When you're talking Billions of C-bills of Royal/taxpayer property, that's kind of important. (In canon, of course, AFFC didn't bother to use logic, they had Nu Toyz instead.)
Your 'learning Cruiser' design lets your now-experienced admiralty with some clue about what they're doing, actually start thinking about "Well, what should the next one be like?" and testing the gear on your production hulls to figure out what nifty new tecky things
work and should be included in the next refit/design.
Meanwhile, it's actually producible, because most of the working bits are already in the supply chain, you already have contractors who know how to make them, crew are easier to train on the stuff because it's standardized, modificaitons can be tracked and documented for improvements and mistakes can be marked down in the 'don't do this again guys' column.
It also shortens your development time, because your production machinery needs less modification to build it, yard crews less retraining time, which in turn makes the guys at the budget office slightly less unhappy with the adrenaline juiced upper class twits making procurement decisions.
This also allows your navy to grow a more sophisticated, realistic, or intelligent Doctrine, preferably one that tells young Naval officers that Ramming is an offense right up there with 'things that may make good people nauseous and will definitely get you cashiered and maybe executed for treason if the court martial board member's had a bad morning'.

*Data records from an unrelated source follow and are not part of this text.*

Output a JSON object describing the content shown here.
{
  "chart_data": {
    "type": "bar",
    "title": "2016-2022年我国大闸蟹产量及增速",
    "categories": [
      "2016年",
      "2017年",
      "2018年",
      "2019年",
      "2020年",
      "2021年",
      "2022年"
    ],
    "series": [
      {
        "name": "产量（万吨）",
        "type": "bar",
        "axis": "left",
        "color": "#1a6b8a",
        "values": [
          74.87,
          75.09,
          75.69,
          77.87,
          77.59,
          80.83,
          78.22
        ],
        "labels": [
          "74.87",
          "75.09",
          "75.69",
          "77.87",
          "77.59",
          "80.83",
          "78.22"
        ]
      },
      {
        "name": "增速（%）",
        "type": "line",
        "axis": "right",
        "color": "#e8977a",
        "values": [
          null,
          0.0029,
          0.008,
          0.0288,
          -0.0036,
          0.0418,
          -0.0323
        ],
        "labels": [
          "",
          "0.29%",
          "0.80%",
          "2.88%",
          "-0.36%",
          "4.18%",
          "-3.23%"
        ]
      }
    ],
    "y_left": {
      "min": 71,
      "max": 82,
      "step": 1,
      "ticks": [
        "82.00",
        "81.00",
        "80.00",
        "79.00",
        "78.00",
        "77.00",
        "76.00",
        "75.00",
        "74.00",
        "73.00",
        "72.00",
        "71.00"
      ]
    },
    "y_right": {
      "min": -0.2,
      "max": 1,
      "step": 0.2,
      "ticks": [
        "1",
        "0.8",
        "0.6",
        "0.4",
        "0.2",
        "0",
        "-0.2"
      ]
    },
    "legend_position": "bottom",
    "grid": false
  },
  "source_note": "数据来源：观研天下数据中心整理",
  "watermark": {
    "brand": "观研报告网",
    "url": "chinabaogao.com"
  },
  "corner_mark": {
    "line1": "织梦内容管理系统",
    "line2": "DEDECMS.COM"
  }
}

So our hypothetical structure begins with modifying the Fox class-because that way you can reuse lessons learned and correct issues on an existing product (wayyy cheaper than clean sheeting it).
It lowers your maintenance and upkeep costs, improves your training and 'readiness rate', and builds
competency in the service.
Competence also builds
Confidence. this is kinda useful to have, confidence means when your admiralty suggests something, the Generals might actually say "yah, that sounds like it might be a good idea' instead of 'are you sure we can't do that with a dropship?'
Confidence impacts funding, oversight, lack of oversight, priority in resupply, priority of support, access to better recruitment candidates, etc.

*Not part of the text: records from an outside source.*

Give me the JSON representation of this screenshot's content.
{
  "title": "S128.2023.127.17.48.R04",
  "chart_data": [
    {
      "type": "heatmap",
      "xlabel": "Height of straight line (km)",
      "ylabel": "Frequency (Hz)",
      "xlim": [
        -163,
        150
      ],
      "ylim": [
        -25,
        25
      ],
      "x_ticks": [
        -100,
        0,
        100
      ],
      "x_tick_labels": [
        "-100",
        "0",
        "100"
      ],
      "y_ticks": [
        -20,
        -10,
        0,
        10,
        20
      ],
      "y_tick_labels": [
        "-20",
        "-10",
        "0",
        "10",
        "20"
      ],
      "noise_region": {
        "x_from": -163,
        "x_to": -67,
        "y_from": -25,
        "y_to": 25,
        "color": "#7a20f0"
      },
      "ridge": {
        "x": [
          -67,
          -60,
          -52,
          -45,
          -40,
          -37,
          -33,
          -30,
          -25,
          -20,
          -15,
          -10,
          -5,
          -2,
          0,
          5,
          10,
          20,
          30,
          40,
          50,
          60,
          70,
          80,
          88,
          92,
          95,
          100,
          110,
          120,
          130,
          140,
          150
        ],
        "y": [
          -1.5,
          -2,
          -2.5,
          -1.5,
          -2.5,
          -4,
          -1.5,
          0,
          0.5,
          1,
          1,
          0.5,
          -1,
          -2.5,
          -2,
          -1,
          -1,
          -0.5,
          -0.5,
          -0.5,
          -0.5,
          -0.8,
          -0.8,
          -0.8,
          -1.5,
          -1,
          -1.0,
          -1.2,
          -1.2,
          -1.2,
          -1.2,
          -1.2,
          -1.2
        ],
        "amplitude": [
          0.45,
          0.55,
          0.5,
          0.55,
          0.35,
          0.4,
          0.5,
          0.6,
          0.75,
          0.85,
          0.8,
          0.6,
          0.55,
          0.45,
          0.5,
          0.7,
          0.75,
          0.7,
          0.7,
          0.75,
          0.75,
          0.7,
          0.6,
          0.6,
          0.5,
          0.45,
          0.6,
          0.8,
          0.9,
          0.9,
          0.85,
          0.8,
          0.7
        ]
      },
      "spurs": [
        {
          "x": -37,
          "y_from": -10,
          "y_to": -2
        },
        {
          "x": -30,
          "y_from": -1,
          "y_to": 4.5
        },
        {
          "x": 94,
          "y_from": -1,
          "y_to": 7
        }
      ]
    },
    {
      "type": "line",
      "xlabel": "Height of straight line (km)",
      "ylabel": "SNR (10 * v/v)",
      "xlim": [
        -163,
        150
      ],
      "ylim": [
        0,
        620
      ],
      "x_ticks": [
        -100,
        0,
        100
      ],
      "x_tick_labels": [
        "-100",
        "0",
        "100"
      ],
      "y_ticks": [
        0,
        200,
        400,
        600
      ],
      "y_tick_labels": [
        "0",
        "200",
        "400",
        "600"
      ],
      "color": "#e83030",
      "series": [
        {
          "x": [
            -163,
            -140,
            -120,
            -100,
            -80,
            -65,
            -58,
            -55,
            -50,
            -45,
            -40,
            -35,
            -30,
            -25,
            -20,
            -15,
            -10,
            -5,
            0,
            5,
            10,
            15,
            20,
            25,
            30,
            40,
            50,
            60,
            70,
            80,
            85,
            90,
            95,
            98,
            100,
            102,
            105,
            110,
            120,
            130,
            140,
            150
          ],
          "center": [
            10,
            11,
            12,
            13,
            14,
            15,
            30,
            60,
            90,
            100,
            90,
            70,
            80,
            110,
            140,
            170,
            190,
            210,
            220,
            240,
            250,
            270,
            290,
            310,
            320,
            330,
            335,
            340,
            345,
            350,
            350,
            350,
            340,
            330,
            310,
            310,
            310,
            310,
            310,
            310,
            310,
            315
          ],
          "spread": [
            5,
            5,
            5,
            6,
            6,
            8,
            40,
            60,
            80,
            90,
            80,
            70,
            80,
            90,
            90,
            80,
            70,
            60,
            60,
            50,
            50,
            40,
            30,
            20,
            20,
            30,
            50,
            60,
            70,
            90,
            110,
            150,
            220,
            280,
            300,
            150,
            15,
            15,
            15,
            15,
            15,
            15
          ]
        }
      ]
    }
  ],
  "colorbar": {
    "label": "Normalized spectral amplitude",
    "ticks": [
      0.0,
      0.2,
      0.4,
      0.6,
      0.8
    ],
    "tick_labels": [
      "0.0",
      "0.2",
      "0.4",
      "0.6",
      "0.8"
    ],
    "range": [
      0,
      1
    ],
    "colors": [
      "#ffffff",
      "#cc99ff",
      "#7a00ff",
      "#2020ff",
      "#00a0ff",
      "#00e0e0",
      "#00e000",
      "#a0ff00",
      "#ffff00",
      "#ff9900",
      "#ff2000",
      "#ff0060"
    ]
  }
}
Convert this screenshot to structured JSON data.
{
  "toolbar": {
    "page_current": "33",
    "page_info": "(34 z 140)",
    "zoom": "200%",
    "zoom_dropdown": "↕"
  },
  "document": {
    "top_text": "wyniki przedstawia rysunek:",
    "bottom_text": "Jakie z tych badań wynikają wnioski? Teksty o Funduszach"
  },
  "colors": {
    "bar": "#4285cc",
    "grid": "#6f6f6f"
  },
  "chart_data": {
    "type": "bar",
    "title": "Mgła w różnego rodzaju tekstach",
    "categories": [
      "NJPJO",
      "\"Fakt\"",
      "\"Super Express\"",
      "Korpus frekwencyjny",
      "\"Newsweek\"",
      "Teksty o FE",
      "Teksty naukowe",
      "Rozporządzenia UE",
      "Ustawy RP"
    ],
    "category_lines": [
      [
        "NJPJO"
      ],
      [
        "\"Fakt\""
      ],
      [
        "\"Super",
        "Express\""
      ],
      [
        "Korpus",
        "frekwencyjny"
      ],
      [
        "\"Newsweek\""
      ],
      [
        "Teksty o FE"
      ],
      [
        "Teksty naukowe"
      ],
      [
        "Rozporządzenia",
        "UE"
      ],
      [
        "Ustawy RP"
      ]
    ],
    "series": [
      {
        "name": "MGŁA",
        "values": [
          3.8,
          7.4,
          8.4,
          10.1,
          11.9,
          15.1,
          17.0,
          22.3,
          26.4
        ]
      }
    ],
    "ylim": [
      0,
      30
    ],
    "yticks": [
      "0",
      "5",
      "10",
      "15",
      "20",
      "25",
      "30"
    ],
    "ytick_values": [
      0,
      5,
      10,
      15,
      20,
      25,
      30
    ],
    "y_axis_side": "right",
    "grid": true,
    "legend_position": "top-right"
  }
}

It's probably the single biggest potential reason nobody rebuilt their naval forces after the FCCW, forget the Jihad, the FCCW demonstrated that nobody knew what to do, or what they were doing with, these extremely expensive assets.
if anything, the Jihad era
underscored it and thus, why dead shipyards weren't replaced and nobody invested in rebuilding that industry in the canon-why spend the megabillions when it's going to be used for a battering ram by some jackass who doesn't know what he's doing? better to invest in the Dropship arm, where at least, if they're dumb the ground officers can pull the choke chain.
Building up logically and you avoid that outcome...at least, in the longer term.